Justice à l’ex-Chambre qui proposait l’abolition de la peine de mort

JUSTICE


À L’EX-CHAMBRE QUI PROPOSAIT L’ABOLITION DE
LA PEINE DE MORT


DËCEMBRE 1830



  Soyez donc inflexible : c’est l’indulgence qui est féroce, puisqu’elle menace la patrie.
Saint-Just.


En vain le meurtrier veut esquiver la hache
              Et le feu vengeur du bourreau :
Il n’est point d’eau lustrale essangeant cette tache.
              Le fer, est sorti du fourreau ;
Nonobstant, en son lieu ne rentrera l’épée
              Qu’après avoir trouvé son flanc,
              Et s’être longuement trempée
              Dans ses entrailles, dans son sang.

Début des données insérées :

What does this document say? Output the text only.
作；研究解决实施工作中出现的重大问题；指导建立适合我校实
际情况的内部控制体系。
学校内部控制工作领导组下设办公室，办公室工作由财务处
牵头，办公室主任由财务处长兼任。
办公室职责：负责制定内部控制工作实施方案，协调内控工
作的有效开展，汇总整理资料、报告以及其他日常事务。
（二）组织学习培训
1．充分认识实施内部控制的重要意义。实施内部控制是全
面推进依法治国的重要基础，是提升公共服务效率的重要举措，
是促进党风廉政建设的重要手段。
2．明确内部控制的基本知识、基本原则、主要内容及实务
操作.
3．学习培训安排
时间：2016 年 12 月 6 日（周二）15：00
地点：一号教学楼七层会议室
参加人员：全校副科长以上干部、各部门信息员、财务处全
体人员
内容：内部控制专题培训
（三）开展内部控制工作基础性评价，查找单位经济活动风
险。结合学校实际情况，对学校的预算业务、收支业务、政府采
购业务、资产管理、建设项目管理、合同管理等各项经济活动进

C’est en vain, quand la foule et Dieu d’intelligence
              Ont cloué l’opprobre à son front,
Et qu’il n’est pas un seuil où ne soit la vengeance,
              Soupesant son glaive et l’affront.
Qui du glaive se sert périra par le glaive :
              Le Christ débonnaire l’a dit.
              Contre l’assassin tout se lève,
              Et tous les hommes l’ont maudit.

Eh bien ! quel était donc ton erreur, ta folie,
              Où donc s’appuyait ton espoir,
Pauvre et lâche marais d’une Chambre avilie,
               Des rois amovible encensoir ?
En vain, on a voulu, d’un funéraire voile,
              Caparaçonner ta gaîté :
              L’œil du peuple a percé la toile,
              Et vu ta générosité.

Ah ! générosité vraiment de circonstance,
              Cœurs attendris bien à-propos !
Ah ! vraiment, pour le bien, j’aime votre importance,
              Que j’aime à vous trouver dispos !
Vous savez les égards qu’on doit aux gentilshommes ;
              Vrai Dieu ! vous êtes bien appris ;
              À nous, ignorants que nous sommes,
              Pardon ! nous nous étions mépris.

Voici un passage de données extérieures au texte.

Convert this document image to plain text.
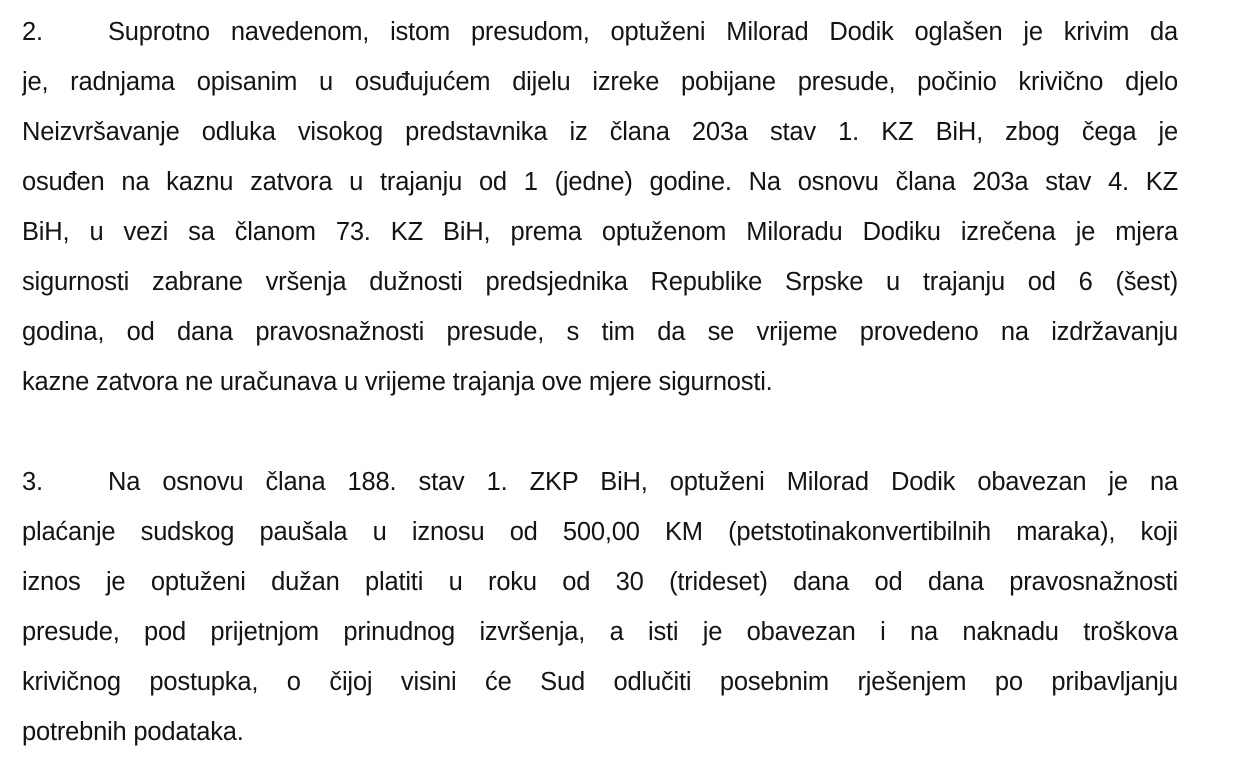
2.	Suprotno navedenom, istom presudom, optuženi Milorad Dodik oglašen je krivim da
je, radnjama opisanim u osuđujućem dijelu izreke pobijane presude, počinio krivično djelo
Neizvršavanje odluka visokog predstavnika iz člana 203a stav 1. KZ BiH, zbog čega je
osuđen na kaznu zatvora u trajanju od 1 (jedne) godine. Na osnovu člana 203a stav 4. KZ
BiH, u vezi sa članom 73. KZ BiH, prema optuženom Miloradu Dodiku izrečena je mjera
sigurnosti zabrane vršenja dužnosti predsjednika Republike Srpske u trajanju od 6 (šest)
godina, od dana pravosnažnosti presude, s tim da se vrijeme provedeno na izdržavanju
kazne zatvora ne uračunava u vrijeme trajanja ove mjere sigurnosti.
3.	Na osnovu člana 188. stav 1. ZKP BiH, optuženi Milorad Dodik obavezan je na
plaćanje sudskog paušala u iznosu od 500,00 KM (petstotinakonvertibilnih maraka), koji
iznos je optuženi dužan platiti u roku od 30 (trideset) dana od dana pravosnažnosti
presude, pod prijetnjom prinudnog izvršenja, a isti je obavezan i na naknadu troškova
krivičnog postupka, o čijoj visini će Sud odlučiti posebnim rješenjem po pribavljanju
potrebnih podataka.
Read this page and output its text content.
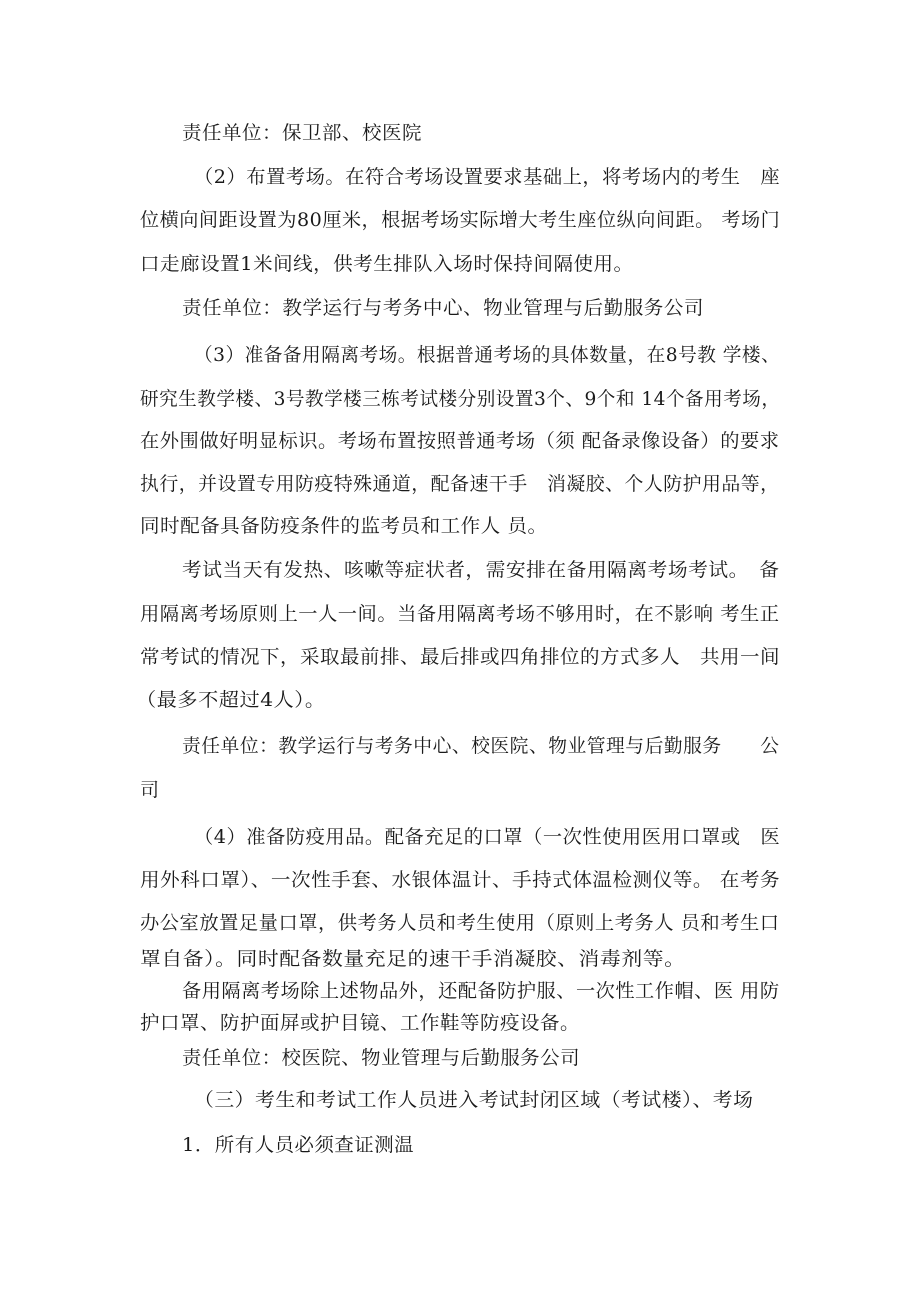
责任单位：保卫部、校医院

（2）布置考场。在符合考场设置要求基础上，将考场内的考生　座

位横向间距设置为80厘米，根据考场实际增大考生座位纵向间距。 考场门

口走廊设置1米间线，供考生排队入场时保持间隔使用。

责任单位：教学运行与考务中心、物业管理与后勤服务公司

（3）准备备用隔离考场。根据普通考场的具体数量，在8号教 学楼、

研究生教学楼、3号教学楼三栋考试楼分别设置3个、9个和 14个备用考场，

在外围做好明显标识。考场布置按照普通考场（须 配备录像设备）的要求

执行，并设置专用防疫特殊通道，配备速干手　消凝胶、个人防护用品等，

同时配备具备防疫条件的监考员和工作人 员。

考试当天有发热、咳嗽等症状者，需安排在备用隔离考场考试。　备

用隔离考场原则上一人一间。当备用隔离考场不够用时，在不影响 考生正

常考试的情况下，采取最前排、最后排或四角排位的方式多人　共用一间

（最多不超过4人）。

责任单位：教学运行与考务中心、校医院、物业管理与后勤服务　　公

司

（4）准备防疫用品。配备充足的口罩（一次性使用医用口罩或　医

用外科口罩）、一次性手套、水银体温计、手持式体温检测仪等。 在考务

办公室放置足量口罩，供考务人员和考生使用（原则上考务人 员和考生口

罩自备）。同时配备数量充足的速干手消凝胶、消毒剂等。

备用隔离考场除上述物品外，还配备防护服、一次性工作帽、医 用防

护口罩、防护面屏或护目镜、工作鞋等防疫设备。

责任单位：校医院、物业管理与后勤服务公司

（三）考生和考试工作人员进入考试封闭区域（考试楼）、考场

1．所有人员必须查证测温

Ce n’est pas dans ces rangs qu’on cherche des victimes :
              Leurs têtes dépassent les lois ;
Les mômes faits qui sont pour nous complots et crimes,
              Pour ces messieurs sont des exploits.
Le tribunal pour eux n’a donc rien qu’on redoute ;
              Il est pour les hommes de rien :
              Le bourreau n’est soldé sans doute
              Que pour frapper le plébéien.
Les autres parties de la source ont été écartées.